AngleSharp is definitely a big project that takes a huge chunk of my rare spare time. In the beginning the project was aiming at something slightly different, but it has become apparent that AngleSharp should be a browser core. In the best case a completely interchangeable, modularized and lightweight core. Right now AngleSharp is on the way to fulfill some of these goals, but it is definitely not lightweight any more.
One of the problems is that the most important piece of the original AngleSharp project, the HTML parser, is just a very small part of the current AngleSharp library. The whole CSSOM is huge and takes probably even more than 50% of the core. Therefore the project should be separated into parts such as:
- The core AngleSharp library, defining interfaces and core functionality, such as the configuration system and the browsing context.

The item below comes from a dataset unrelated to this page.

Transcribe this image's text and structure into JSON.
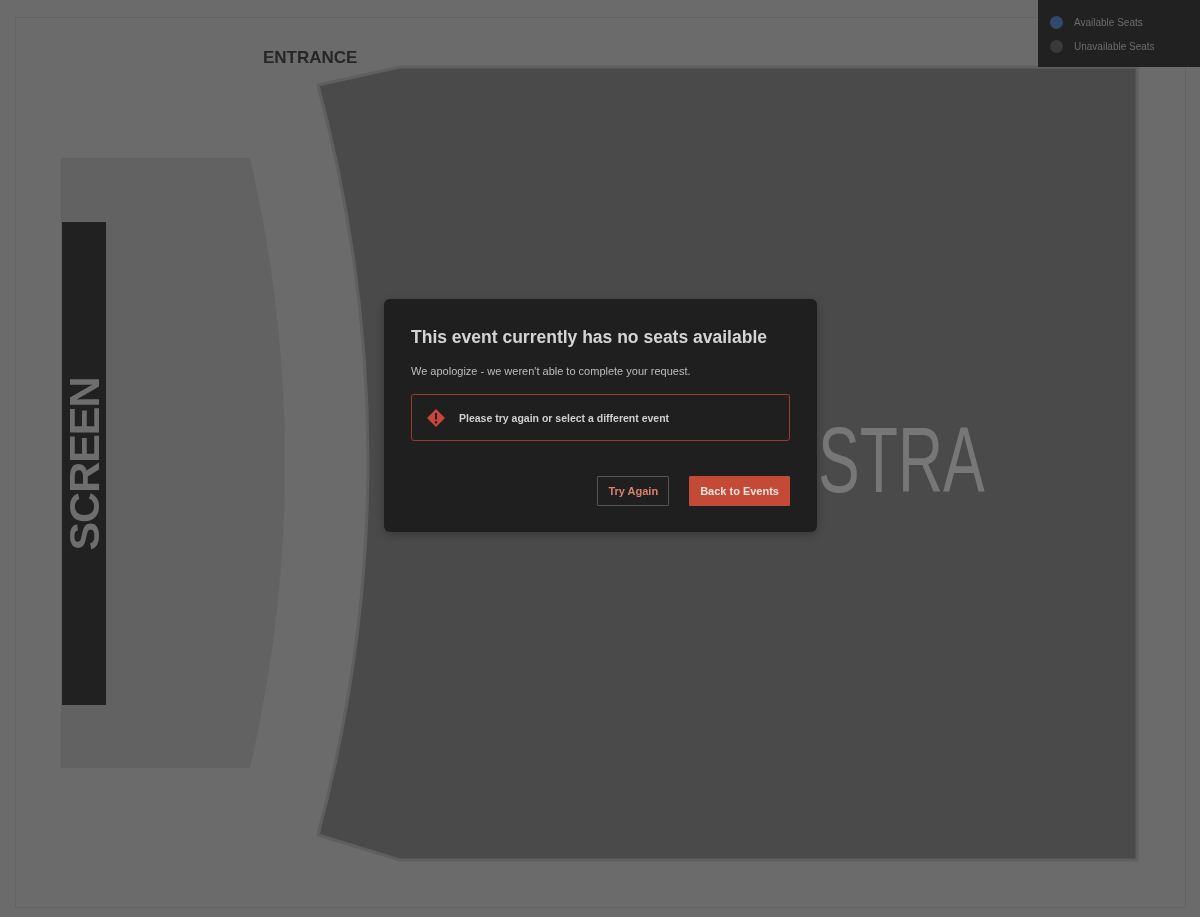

- The whole DOM with all algorithms and elements.
- The whole CSSOM that includes converters, properties, and special rules.
- The HTML / XML parser.
- The CSS parser.
But this separation has some severe problems. Let's consider the DOM for instance. One important method (which also makes AngleSharp so popular) is the implementation of querySelectorAll
. However, this method takes a CSS selector, which needs to be parsed. Hence the DOM needs to know about a CSS parser. On some occasions we also need the HTML parser, e.g., when we change the value of the innerHTML
property. The parser, on the other side, has also to know some things about the DOM. In special instances it needs to know specific methods or properties, in other scenarios just the constructor or the factory to call. Anyway, there are some connection points, which are hard to decouple.

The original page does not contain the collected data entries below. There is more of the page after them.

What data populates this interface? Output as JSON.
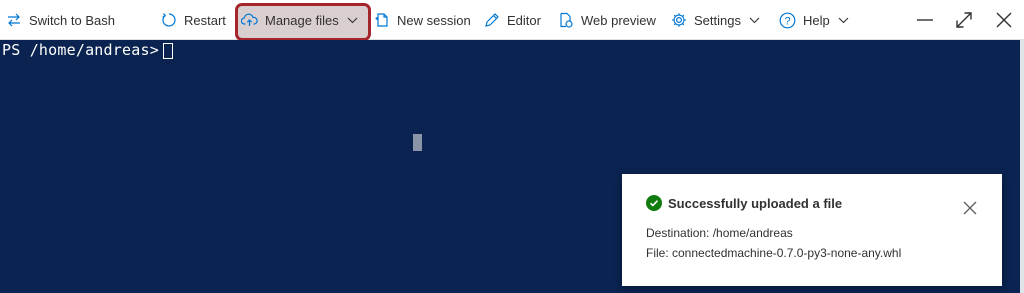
{
  "toolbar": {
    "switch_shell_label": "Switch to Bash",
    "restart_label": "Restart",
    "manage_files_label": "Manage files",
    "new_session_label": "New session",
    "editor_label": "Editor",
    "web_preview_label": "Web preview",
    "settings_label": "Settings",
    "help_label": "Help",
    "icons": {
      "switch_shell": "switch-arrows-icon",
      "restart": "restart-icon",
      "manage_files": "cloud-upload-icon",
      "new_session": "new-session-icon",
      "editor": "pencil-icon",
      "web_preview": "web-preview-icon",
      "settings": "gear-icon",
      "help": "help-circle-icon"
    },
    "icon_color": "#0078d4",
    "highlight_color": "#a4262c"
  },
  "window_controls": [
    "minimize-icon",
    "maximize-icon",
    "close-icon"
  ],
  "terminal": {
    "prompt": "PS /home/andreas>",
    "background": "#0b2350",
    "text_color": "#ffffff"
  },
  "toast": {
    "title": "Successfully uploaded a file",
    "destination": "Destination: /home/andreas",
    "file": "File: connectedmachine-0.7.0-py3-none-any.whl",
    "status_icon": "success-check-icon",
    "status_color": "#107c10"
  }
}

Of course decoupling these dependencies is possible. However, if we think about performance then we may have to reconsider. Decoupling is only possible via some abstraction and unfortunately the mechanisms in the .NET-framework are far from being ideal. These are not transparent layers. We will pay the cost for every abstraction. Delaying the construction of 10k DOM nodes by just 100 cycles will cost us at least another millisecond. This may sound nitpicking, but some pages have much more nodes and / or we may have to pay even more than 100 cycles.
So what should we do about such problems? Well, first of all I see good chances in separating large parts of the CSSOM including the CSS parser from the rest of the library. I also see good chances in separating the core library. In the end we would then have a core library, something like AngleSharp.Dom
and another thing AngleSharp.Css
. Obviously this is just a first sketch and unlikely to be realized in exactly this format, but the basic direction is definitely right.